Untuk sepakbola, para wanita nekat melawan. Mulai dari aksi kecil namun berbahaya dengan menyamar sebagai pria untuk menonton pertandingan sepakbola,
"Kalau dicermati lebih lanjut, jelaslah bahwa pria-pria ini sebenarnya bukan pria.Mereka pres payudaranya, gelung rambut panjangnya, berpakaian dengan jubah pria, dan menyelinap masuk ke dalam stadion."
hingga lima ribuan perempuan Iran yang bersatu menembus barikade aparat demi menyaksikan para pemain idolanya secara langsung pasca memastikan lolos ke Piala Dunia,
"Ribuan perempuan mengabaikan himbauan pemerintah, mereka berkumpul di seberang gerbang Azadi pada suhu menggigilkan minus 2 derajat Celsius.
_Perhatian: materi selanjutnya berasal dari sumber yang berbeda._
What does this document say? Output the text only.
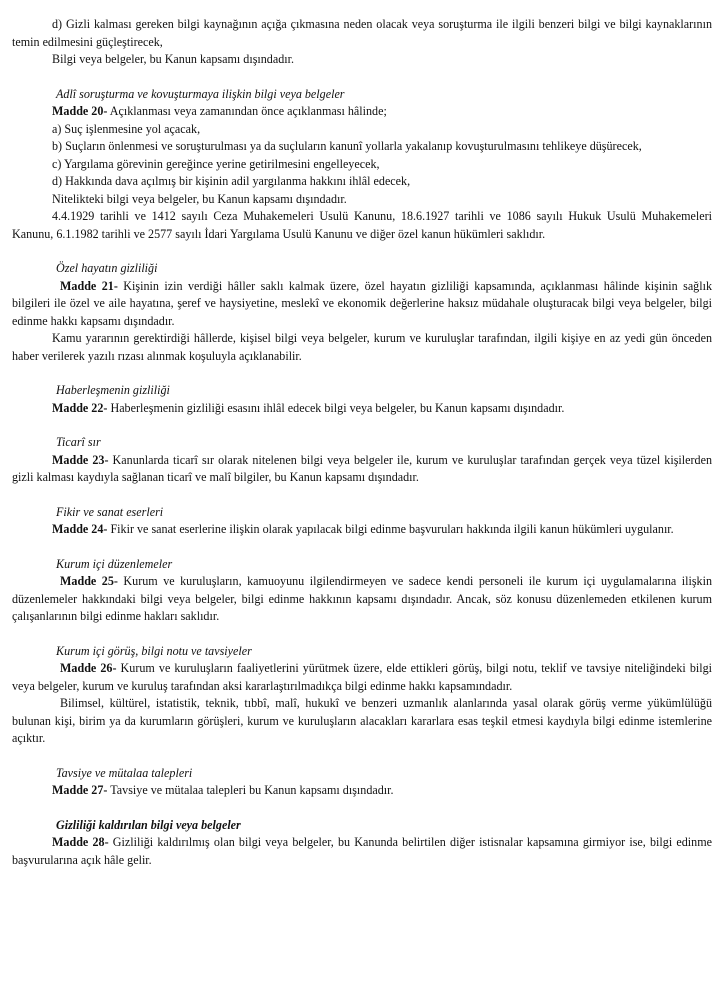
d) Gizli kalması gereken bilgi kaynağının açığa çıkmasına neden olacak veya soruşturma ile ilgili benzeri bilgi ve bilgi kaynaklarının temin edilmesini güçleştirecek,

Bilgi veya belgeler, bu Kanun kapsamı dışındadır.

Adlî soruşturma ve kovuşturmaya ilişkin bilgi veya belgeler

Madde 20- Açıklanması veya zamanından önce açıklanması hâlinde;

a) Suç işlenmesine yol açacak,

b) Suçların önlenmesi ve soruşturulması ya da suçluların kanunî yollarla yakalanıp kovuşturulmasını tehlikeye düşürecek,

c) Yargılama görevinin gereğince yerine getirilmesini engelleyecek,

d) Hakkında dava açılmış bir kişinin adil yargılanma hakkını ihlâl edecek,

Nitelikteki bilgi veya belgeler, bu Kanun kapsamı dışındadır.

4.4.1929 tarihli ve 1412 sayılı Ceza Muhakemeleri Usulü Kanunu, 18.6.1927 tarihli ve 1086 sayılı Hukuk Usulü Muhakemeleri Kanunu, 6.1.1982 tarihli ve 2577 sayılı İdari Yargılama Usulü Kanunu ve diğer özel kanun hükümleri saklıdır.

Özel hayatın gizliliği

Madde 21- Kişinin izin verdiği hâller saklı kalmak üzere, özel hayatın gizliliği kapsamında, açıklanması hâlinde kişinin sağlık bilgileri ile özel ve aile hayatına, şeref ve haysiyetine, meslekî ve ekonomik değerlerine haksız müdahale oluşturacak bilgi veya belgeler, bilgi edinme hakkı kapsamı dışındadır.

Kamu yararının gerektirdiği hâllerde, kişisel bilgi veya belgeler, kurum ve kuruluşlar tarafından, ilgili kişiye en az yedi gün önceden haber verilerek yazılı rızası alınmak koşuluyla açıklanabilir.

Haberleşmenin gizliliği

Madde 22- Haberleşmenin gizliliği esasını ihlâl edecek bilgi veya belgeler, bu Kanun kapsamı dışındadır.

Ticarî sır

Madde 23- Kanunlarda ticarî sır olarak nitelenen bilgi veya belgeler ile, kurum ve kuruluşlar tarafından gerçek veya tüzel kişilerden gizli kalması kaydıyla sağlanan ticarî ve malî bilgiler, bu Kanun kapsamı dışındadır.

Fikir ve sanat eserleri

Madde 24- Fikir ve sanat eserlerine ilişkin olarak yapılacak bilgi edinme başvuruları hakkında ilgili kanun hükümleri uygulanır.

Kurum içi düzenlemeler

Madde 25- Kurum ve kuruluşların, kamuoyunu ilgilendirmeyen ve sadece kendi personeli ile kurum içi uygulamalarına ilişkin düzenlemeler hakkındaki bilgi veya belgeler, bilgi edinme hakkının kapsamı dışındadır. Ancak, söz konusu düzenlemeden etkilenen kurum çalışanlarının bilgi edinme hakları saklıdır.

Kurum içi görüş, bilgi notu ve tavsiyeler

Madde 26- Kurum ve kuruluşların faaliyetlerini yürütmek üzere, elde ettikleri görüş, bilgi notu, teklif ve tavsiye niteliğindeki bilgi veya belgeler, kurum ve kuruluş tarafından aksi kararlaştırılmadıkça bilgi edinme hakkı kapsamındadır.

Bilimsel, kültürel, istatistik, teknik, tıbbî, malî, hukukî ve benzeri uzmanlık alanlarında yasal olarak görüş verme yükümlülüğü bulunan kişi, birim ya da kurumların görüşleri, kurum ve kuruluşların alacakları kararlara esas teşkil etmesi kaydıyla bilgi edinme istemlerine açıktır.

Tavsiye ve mütalaa talepleri

Madde 27- Tavsiye ve mütalaa talepleri bu Kanun kapsamı dışındadır.

Gizliliği kaldırılan bilgi veya belgeler

Madde 28- Gizliliği kaldırılmış olan bilgi veya belgeler, bu Kanunda belirtilen diğer istisnalar kapsamına girmiyor ise, bilgi edinme başvurularına açık hâle gelir.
Ketika polisi menolak masuknya perempuan-perempuan ini, mereka berteriak, "bukankah kami juga bagian dari bangsa ini? Kami ingin merayakannya juga. Kami bukan semut!" Takut akan massa yang membludak, polisi pun memperbolehkan 3 ribu perempuan memasuki tempat khusus. Tapi bagaimana dengan 2 ribu perempuan yang lainnya? Mereka mendobrak pagar polisi dan berebut masuk ke stadion. Polisi tak punya pilihan selain membolehkan mereka masuk dan mengaku kalah."
Buku ini juga membahas mengenai keterlibatan para pelaku kejahatan kemanusiaan dalam konflik Serbia-Bosnia yang menjadi pendukung penting klub raksasa Serbia, Red Star Belgrade. Ia juga menyusuri fenomena masa lalu cerah dan mulai redupnya praktik hooliganism di Inggris raya lewat interview mendalam dengan pentolan HeadHunters, suporter garis keras Chelsea.
Pembahasan bernas juga bisa ditemukan dalam kajian Foer perihal rasisme sepakbola di Ukraina, nasionalisme Katalan yang kental diwakili oleh mes que un club, Barcelona, serta fakta unik sejarah Zionisme yang bersinggungan dengan sepakbola dan di saat yang sama gerakan anti-semit yang mewarnai kompetisi Eropa. Foer juga tidak lupa membahas negeri para Dewa Bola, namun dengan sorot suram, saat sepakbola menjadi lahan seksi untuk praktik korupsi di Brazil.
Lewat pandangan teoretis dan pengamatan langsung yang panjang, Foer berusaha menjalin hubungan rasional yang tercipta antara globalisasi dan sepakbola sebagai sebuah kondisi yang punya pengaruh menentukan bagi banyak aspek vital global; sosial-politik, ekonomi sampai primordialisme. Dan tampaknya, ia berhasil.
Namun akibatnya, buku ini jadi tampak kering jika pembaca berharap mendapat sajian sepakbola murni sebagai sebuah permainan. Tidak banyak kisah-kisah menarik yang terjadi di atas lapangan, tidak ada cerita gol-gol spektakuler atau data dan fakta yang membawa kita lebih dekat ke pemain-pemain bintang.